Потом ее ноги начали подкашиваться – ступени зашатались. Верх пирамиды обрушился в быстро мелевшее озеро. В Зал ворвалась снежная буря, которая свирепствовала снаружи.
– Нет! Нет еще! Рано! – кричала София, ускоряя свой бег.
Она споткнулась, упала и заскользила, съезжая вниз кувырком, ушибая то колени, то спину… Однако рюкзачка так и не выпустила.
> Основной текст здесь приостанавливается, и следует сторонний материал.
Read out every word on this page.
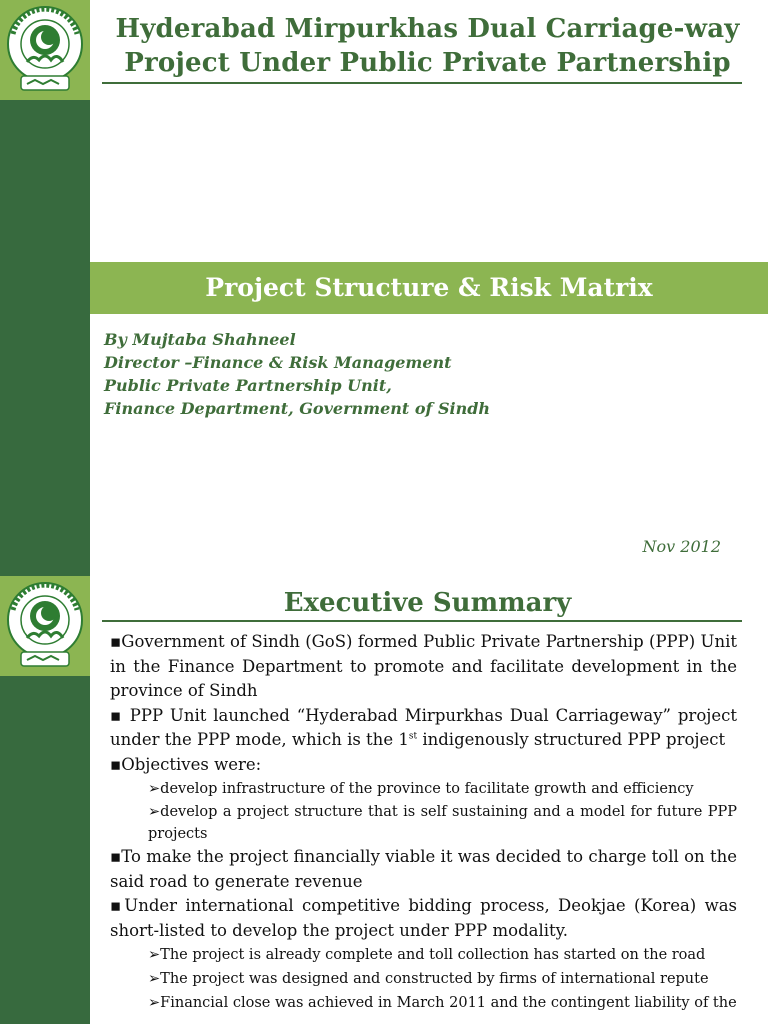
Hyderabad Mirpurkhas Dual Carriage-way
Project Under Public Private Partnership
Project Structure & Risk Matrix
By Mujtaba Shahneel
Director –Finance & Risk Management
Public Private Partnership Unit,
Finance Department, Government of Sindh
Nov 2012
Executive Summary

▪Government of Sindh (GoS) formed Public Private Partnership (PPP) Unit in the Finance Department to promote and facilitate development in the province of Sindh

▪ PPP Unit launched “Hyderabad Mirpurkhas Dual Carriageway” project under the PPP mode, which is the 1st indigenously structured PPP project

▪Objectives were:

➢develop infrastructure of the province to facilitate growth and efficiency

➢develop a project structure that is self sustaining and a model for future PPP projects

▪To make the project financially viable it was decided to charge toll on the said road to generate revenue

▪Under international competitive bidding process, Deokjae (Korea) was short-listed to develop the project under PPP modality.

➢The project is already complete and toll collection has started on the road

➢The project was designed and constructed by firms of international repute

➢Financial close was achieved in March 2011 and the contingent liability of the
Потом кое-как поднялась и, громко всхлипывая, бросилась дальше.
Огибая очередной угол, девочка увидела, что стена у нее над головой начала складываться, подобно листу бумаги. София не имела ни малейшего понятия о том, как выбраться отсюда. Она вышла к пирамиде из тоннелей, а выше уровня земли никакого выхода, кажется, не было. Во всяком случае, ничего подобного ей на глаза не попадалось. По-прежнему скользя рукой по стене, София пыталась черпать уверенность и силу у людей, незримо сопровождавших ее. Они были всего лишь воспоминаниями, но жили собственной жизнью. Разве они с нею не говорили? Не указывали на определенное место в стене?..
И вдруг совершенно явственно прозвучали два голоса, мужской и женский. Выделившись из общего бессвязного хора, эти уверенные и ласковые голоса подбадривали Софию, вселяли надежду: все будет хорошо.
«Лети, София, лети!..»
Она посмотрела вперед… Ну конечно, вот он – треугольный пролом, еще не разрушенный, не заваленный падающими глыбами. Всего лишь трещина в стене… Но это был выход наружу.
До него оставались считаные шаги… Достигнув подножия лестницы, София с ужасом убедилась, что пол перед ней развалился. Она стояла на качающемся обломке льда. Ступая настолько быстро, насколько хватало смелости, девочка перебежала на противоположный край – и прыгнула на соседнюю льдину, плававшую как раз возле трещины. Она почти добралась! Шаг по тонкому льду… еще, еще… Прыжок! София исчезла в щели – и тут льдина, с которой она соскочила, раскрошилась в ледяную кашу.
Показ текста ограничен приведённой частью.